Question

Rasheed got a spinning top (Lattu) as his birthday present. The top is shaped like a cone surmounted by a hemisphere. The entire top is 5 cm in height and the diameter of the top is 3.5 cm as shown in the figure. Find the area Rasheed has to colour. (Take } $\pi = \dfrac{22}{7}$ 

Hint:

For combined solids, always find curved surface areas (not bases) and add them together for total colouring or painting.

Answer 1

Step 1: Given data.
Diameter of the top = 3.5 cm \[ \Rightarrow \text{Radius (r)} = \dfrac{3.5}{2} = 1.75 \, \text{cm} \] Total height of the top = 5 cm
The height of cone \( h_1 = 5 - 1.75 = 3.25 \, \text{cm} \) (subtracting hemisphere radius).
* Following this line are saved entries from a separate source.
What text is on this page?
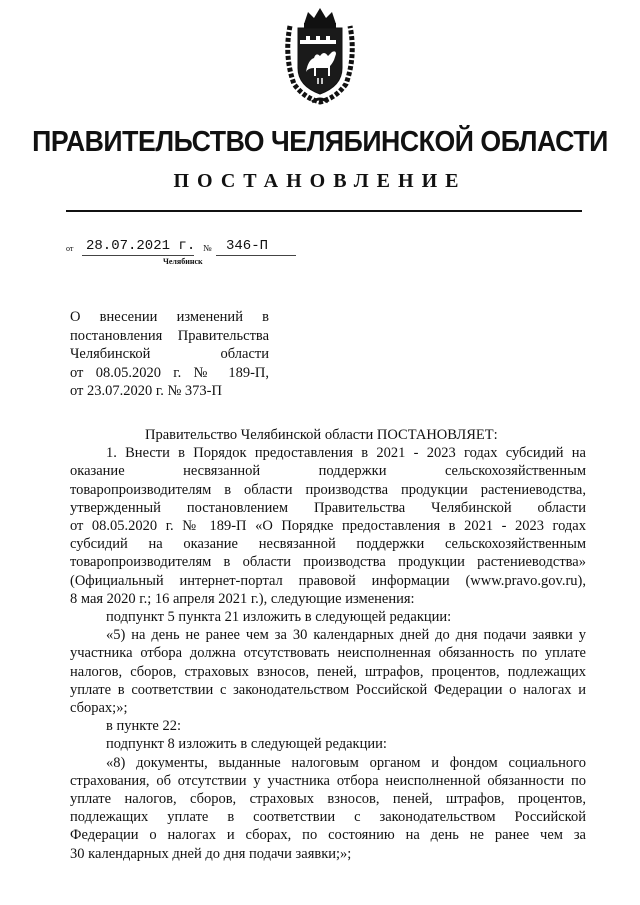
ПРАВИТЕЛЬСТВО ЧЕЛЯБИНСКОЙ ОБЛАСТИ
ПОСТАНОВЛЕНИЕ
от 28.07.2021 г. № 346-П
Челябинск
О внесении изменений в
постановления Правительства
Челябинской области
от 08.05.2020 г. № 189-П,
от 23.07.2020 г. № 373-П
Правительство Челябинской области ПОСТАНОВЛЯЕТ:
1. Внести в Порядок предоставления в 2021 - 2023 годах субсидий на
оказание несвязанной поддержки сельскохозяйственным
товаропроизводителям в области производства продукции растениеводства,
утвержденный постановлением Правительства Челябинской области
от 08.05.2020 г. № 189-П «О Порядке предоставления в 2021 - 2023 годах
субсидий на оказание несвязанной поддержки сельскохозяйственным
товаропроизводителям в области производства продукции растениеводства»
(Официальный интернет-портал правовой информации (www.pravo.gov.ru),
8 мая 2020 г.; 16 апреля 2021 г.), следующие изменения:
подпункт 5 пункта 21 изложить в следующей редакции:
«5) на день не ранее чем за 30 календарных дней до дня подачи заявки у
участника отбора должна отсутствовать неисполненная обязанность по уплате
налогов, сборов, страховых взносов, пеней, штрафов, процентов, подлежащих
уплате в соответствии с законодательством Российской Федерации о налогах и
сборах;»;
в пункте 22:
подпункт 8 изложить в следующей редакции:
«8) документы, выданные налоговым органом и фондом социального
страхования, об отсутствии у участника отбора неисполненной обязанности по
уплате налогов, сборов, страховых взносов, пеней, штрафов, процентов,
подлежащих уплате в соответствии с законодательством Российской
Федерации о налогах и сборах, по состоянию на день не ранее чем за
30 календарных дней до дня подачи заявки;»;
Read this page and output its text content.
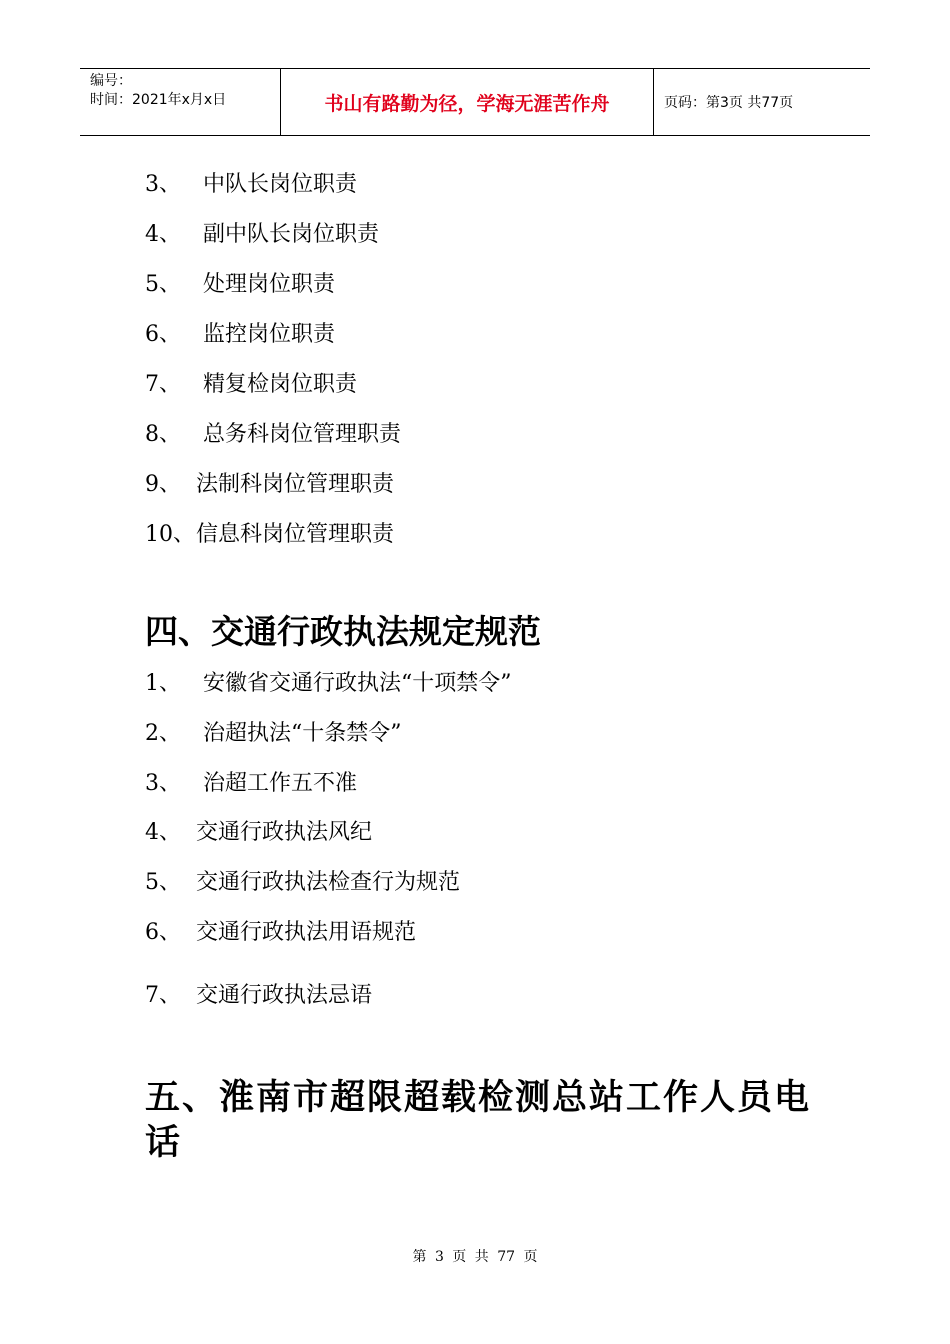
编号：
时间：2021年x月x日	书山有路勤为径，学海无涯苦作舟	页码：第3页 共77页
3、 中队长岗位职责
4、 副中队长岗位职责
5、 处理岗位职责
6、 监控岗位职责
7、 精复检岗位职责
8、 总务科岗位管理职责
9、 法制科岗位管理职责
10、信息科岗位管理职责
四、交通行政执法规定规范
1、 安徽省交通行政执法“十项禁令”
2、 治超执法“十条禁令”
3、 治超工作五不准
4、 交通行政执法风纪
5、 交通行政执法检查行为规范
6、 交通行政执法用语规范
7、 交通行政执法忌语
五、淮南市超限超载检测总站工作人员电话
第 3 页 共 77 页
Step 2: Find the slant height of cone.
\[ l = \sqrt{r^2 + h_1^2} = \sqrt{(1.75)^2 + (3.25)^2} = \sqrt{3.06 + 10.56} = \sqrt{13.62} = 3.69 \, \text{cm} \]
Step 3: Curved surface area (C.S.A.) of cone.
\[ \text{C.S.A. of cone} = \pi r l = \dfrac{22}{7} \times 1.75 \times 3.69 = 22 \times 0.25 \times 3.69 = 14.19 \, \text{cm}^2 \]
Step 4: Curved surface area of hemisphere.
\[ \text{C.S.A. of hemisphere} = 2\pi r^2 = 2 \times \dfrac{22}{7} \times (1.75)^2 = 2 \times \dfrac{22}{7} \times 3.06 = 19.2 \, \text{cm}^2 \] Step 5: Total surface area to be coloured.
\[ \text{Total area} = 14.19 + 19.2 = 33.39 \, \text{cm}^2 \] (Considering round-off and possible figure scale, total approximate area = 33.4 cm$^2$.)
Step 6: Conclusion.
Hence, Rasheed has to colour approximately 33.4 cm$^2$ of the surface.